In short, after a very detailed examination of the glass plates in the Bell collection under magnification it was possible to reach the following conclusions concerning the numbers of copy negatives in the collection: of the H-plates, 88 appear to be copies (20%); of the Q-plates, 98 appear to be copies (30.4%); of the P-plates, 154 are copies (100%). The implications of this will be discussed more fully elsewhere. Of the 917 glass negatives in the collection, c.239 (26%) of these can be related to the Mission to Lhasa 1920-1921, although this figure also includes a small number of images taken on the routes into and out of the country.
These latter are more difficult to date as Bell would have travelled a significant part of this route, say as far as Gyantse, many times. The assumption made in attributing dates to images is that only those that can be identified with a high degree of certaintly as having been taken on the Lhasa Mission have been recorded as such (albeit sometimes with ‘?’ suffixed to the date range). Other negatives have been accorded with various timeframes, e.g.: 1904-1922. These broader date ranges have been informed by a general awareness of Bell’s biography of official work in the region, as well as by factors relating to photo-technical processes such as the use on his glass plates of varnishes and/or intensifiers and masks. Of those images that were clearly taken in and around Lhasa, they were almost entirely of H-plate and Q-plate size.

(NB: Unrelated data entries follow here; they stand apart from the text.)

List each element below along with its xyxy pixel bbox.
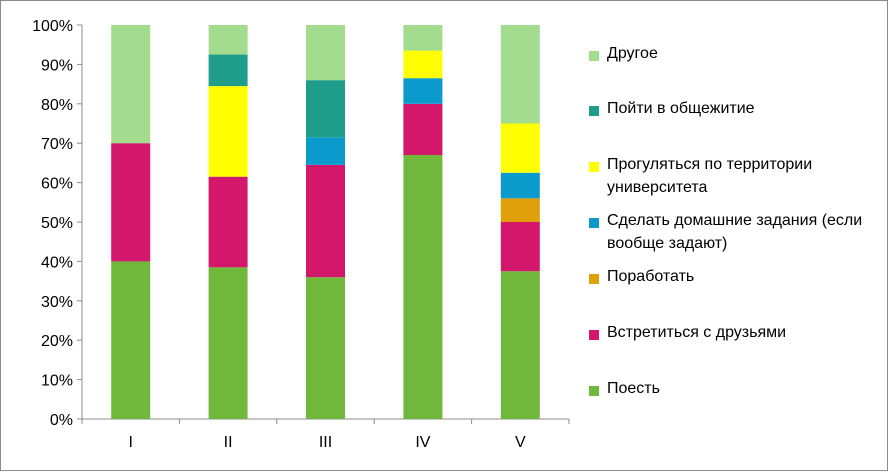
legend-item: Поработать [589,268,872,288]
bar-segment [306,164,345,278]
x-tick-label: V [515,434,526,451]
x-tick-label: I [128,434,132,451]
x-tick-label: IV [415,434,430,451]
y-tick-label: 90% [41,57,73,74]
legend-label: Поработать [607,268,695,285]
bar-segment [500,222,540,272]
bar-segment [111,261,151,419]
legend-item: Встретиться с друзьями [589,324,872,344]
bar-segment [111,143,151,262]
legend-item: Сделать домашние задания (если вообще за… [589,212,872,255]
axes [77,24,570,424]
bar-segment [306,137,345,165]
y-tick-label: 70% [41,136,73,153]
y-tick-label: 100% [32,18,73,35]
y-tick-label: 40% [41,254,73,271]
legend-swatch [589,330,599,340]
bar-segment [403,155,443,419]
bar-segment [500,172,540,199]
bar-segment [208,267,248,419]
legend-label: Поесть [607,380,660,397]
bar-segment [403,25,443,51]
bar-segment [306,25,345,81]
legend-swatch [589,51,599,61]
y-tick-label: 80% [41,97,73,114]
y-tick-label: 10% [41,373,73,390]
bar-segment [403,50,443,79]
x-tick-label: II [224,434,233,451]
bar-segment [208,176,248,268]
legend-label: Встретиться с друзьями [607,324,787,341]
legend-swatch [589,106,599,116]
legend-swatch [589,218,599,228]
bar-segment [500,198,540,222]
legend-item: Прогуляться по территории университета [589,156,872,199]
bar-segment [306,80,345,138]
y-tick-label: 20% [41,333,73,350]
bar-segment [306,277,345,419]
y-tick-label: 50% [41,215,73,232]
legend-swatch [589,386,599,396]
legend-label: Другое [607,45,658,62]
y-tick-label: 0% [50,412,73,429]
bars [111,25,540,419]
y-tick-label: 30% [41,294,73,311]
legend-swatch [589,162,599,172]
legend: Другое Пойти в общежитие Прогуляться по те… [589,1,879,472]
legend-item: Поесть [589,380,872,400]
legend-label: Сделать домашние задания (если вообще за… [607,212,863,252]
bar-segment [111,25,151,144]
legend-item: Пойти в общежитие [589,100,872,120]
bar-segment [208,54,248,87]
bar-segment [500,25,540,124]
bar-segment [403,103,443,156]
legend-swatch [589,274,599,284]
bar-segment [208,86,248,177]
x-tick-labels: I II III IV V [128,434,525,451]
bar-segment [500,271,540,419]
y-tick-labels: 0% 10% 20% 30% 40% 50% 60% 70% 80% 90% 100% [32,18,73,429]
x-tick-label: III [319,434,332,451]
y-tick-label: 60% [41,176,73,193]
bar-segment [403,78,443,104]
legend-label: Прогуляться по территории университета [607,156,813,196]
legend-label: Пойти в общежитие [607,100,755,117]
legend-item: Другое [589,45,872,65]
bar-segment [208,25,248,55]
bar-segment [500,123,540,173]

The choice of plate size is not insignificant as it does seem to be quite distinctive of Bell relative to other contemporary colonial photographers based in the Chumbi and Trade Agencies region and with whom Bell traded images (Henry Martin, David Macdonald, W. P. Rosemeyer, Lt Col Kennedy, et al). The contention that Bell preferred to use H- and Q-sized plates on the Mission to Lhasa is supported by the fact that only 8 of the P-sized images on glass plate negatives in the PRM Collection are of Lhasa. Furthermore, these can all be attributed with some certainty either to the telegraph engineer W. P. Rosemeyer, who visited Lhasa on numerous occasions from 1922 onwards, or the Medical Officer on the latter part of the Mission to Lhasa in 1920-21, Lt Col Robert Kennedy (this role was initially taken by Mr Dyer, Kennedy replacing him early 1921). There are, however, some 27 unique image performances among the lantern slides that were derived originally from P-sized negatives. These original images again seem likely to have been taken either by Rosemeyer or Kennedy. Of the Mission-related glass plate negatives, 28 (11.7%) are copy negatives. However, most of these are copies of images for which the original performance is also in the collection and thus reflects the desire either to make a duplicate of a particularly significant image for archival purposes or for making lantern slides. From this process, therefore, it was possible to determine that Bell used H- and Q-plates in his two cameras (and occasionally large film negatives for which his cameras could be adapted).